A prova final do vestibular da vida está, provavelmente, no ato de envelhecer sem envilecer. Essa fase subtrai das pessoas o que outrora nos dera com sobras. A vista fica curta, a audição diminui, os passos ficam trôpegos, a memória começa a virar lembrança, os filhos e netos não nos escutam mais. Ou escutam sem dar a devida importância. Começamos, na velhice, a nos encantar: NINGUÉM NOS VÊ! Não nos chamam mais pra nada, não nos acolhem como antes, não nos cuidam como um dia cuidaram. Essa prova final da vida reprova a muitos que não se instrumentalizaram no amor próprio. A gente é sempre compelida a amar os outros, a se apaixonar pelos outros, a gostar dos outros. Isto é bom, mas é pouco. A sociedade peca quando não nos prepara para nós, haja vista que poucos se preparam para a posentadoria. Como o tempo não se possui a si mesmo, o homem sofre porque lhe deu dimensão falsa a vida inteira. A gente se prepara para o futuro, estuda para ter um porvir melhor, para ter uma velhice melhor e... A vida dá um freio de arrumação em tudo. O tempo passou e dentro de nós, FILOSOFICAMTNE, nada passou. Não fosse o estrago que ele faz em nosso corpo; não fossem as fotografias antigas e os espelhos; não fossem os contemporâneos já velhos, cabelos brancos, rugas na face, talvez a gente pudesse enganar um pouco mais o tempo.
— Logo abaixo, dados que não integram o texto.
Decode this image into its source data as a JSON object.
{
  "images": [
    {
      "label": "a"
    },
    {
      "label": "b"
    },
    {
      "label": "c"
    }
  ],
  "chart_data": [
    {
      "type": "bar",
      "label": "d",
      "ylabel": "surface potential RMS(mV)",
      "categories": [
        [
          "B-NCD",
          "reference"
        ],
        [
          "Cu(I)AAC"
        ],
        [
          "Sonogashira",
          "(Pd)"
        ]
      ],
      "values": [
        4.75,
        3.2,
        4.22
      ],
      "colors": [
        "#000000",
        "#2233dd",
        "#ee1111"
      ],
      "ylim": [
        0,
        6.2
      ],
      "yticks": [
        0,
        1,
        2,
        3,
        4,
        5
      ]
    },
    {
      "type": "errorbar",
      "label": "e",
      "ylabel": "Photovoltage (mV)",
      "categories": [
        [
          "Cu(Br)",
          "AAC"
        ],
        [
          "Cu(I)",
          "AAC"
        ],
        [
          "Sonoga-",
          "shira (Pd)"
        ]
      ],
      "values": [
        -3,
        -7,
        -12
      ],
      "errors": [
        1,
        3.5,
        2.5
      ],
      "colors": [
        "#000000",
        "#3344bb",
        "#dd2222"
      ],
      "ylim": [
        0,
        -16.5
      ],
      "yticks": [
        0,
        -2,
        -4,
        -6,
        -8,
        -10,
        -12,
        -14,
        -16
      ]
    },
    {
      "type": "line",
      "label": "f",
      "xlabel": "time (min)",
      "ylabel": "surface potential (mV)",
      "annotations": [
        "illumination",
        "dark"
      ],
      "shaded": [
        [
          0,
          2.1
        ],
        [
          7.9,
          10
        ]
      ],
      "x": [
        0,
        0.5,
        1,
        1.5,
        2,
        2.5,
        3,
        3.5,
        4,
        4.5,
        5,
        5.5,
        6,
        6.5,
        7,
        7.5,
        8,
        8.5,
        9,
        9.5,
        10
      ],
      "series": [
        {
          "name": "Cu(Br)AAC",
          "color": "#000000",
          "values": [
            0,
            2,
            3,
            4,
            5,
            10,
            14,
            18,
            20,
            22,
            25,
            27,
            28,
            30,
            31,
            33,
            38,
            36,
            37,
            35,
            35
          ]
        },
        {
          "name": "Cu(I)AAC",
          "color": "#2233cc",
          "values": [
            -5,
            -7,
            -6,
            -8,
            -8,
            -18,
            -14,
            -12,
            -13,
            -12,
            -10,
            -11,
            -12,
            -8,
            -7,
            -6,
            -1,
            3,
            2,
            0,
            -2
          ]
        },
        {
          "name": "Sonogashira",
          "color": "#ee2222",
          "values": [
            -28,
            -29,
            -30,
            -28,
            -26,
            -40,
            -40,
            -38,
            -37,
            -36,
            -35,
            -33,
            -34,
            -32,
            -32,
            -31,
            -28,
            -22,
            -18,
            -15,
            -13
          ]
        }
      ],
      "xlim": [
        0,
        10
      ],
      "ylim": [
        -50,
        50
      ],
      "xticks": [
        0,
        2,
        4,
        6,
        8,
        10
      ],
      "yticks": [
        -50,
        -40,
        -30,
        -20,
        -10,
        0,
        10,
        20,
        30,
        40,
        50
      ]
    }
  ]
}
Recorremos novamente ao amor. Às ilusões que carregamos a tiracolo como que querendo nos justificar de nós mesmos, pois nos dispusemos ao tempo entregando-lhe a vida. Naturalmente as pessoas vão rebuscando o passado, alinhavando questões que o vestibular da vida não contemplou, mas que ficaram no reino da idéias, das ilusões.
E aquele grande amor da nossa juventude por onde andará? Os sonhos, o afeto, o amor, parece que viajam no mesmo vagão do trem que conduz os judiados pela rigorosidade do tempo. A lição da felicidade eterna está descartada como um conto do vigário. Vigarista, esse tempo! Melhor defender que felicidade não existe, mas sim momentos felizes. No singular e no plural é o que somos em nossa contraditória angústia. Só não somos na solidão. Esta talvez seja a companheira mais certa a nos cortejar no trajeto final. Nossa primavera vai cedendo, lentamente, lugar para nosso outono. Lá, quem irá catar nossas folhas secas?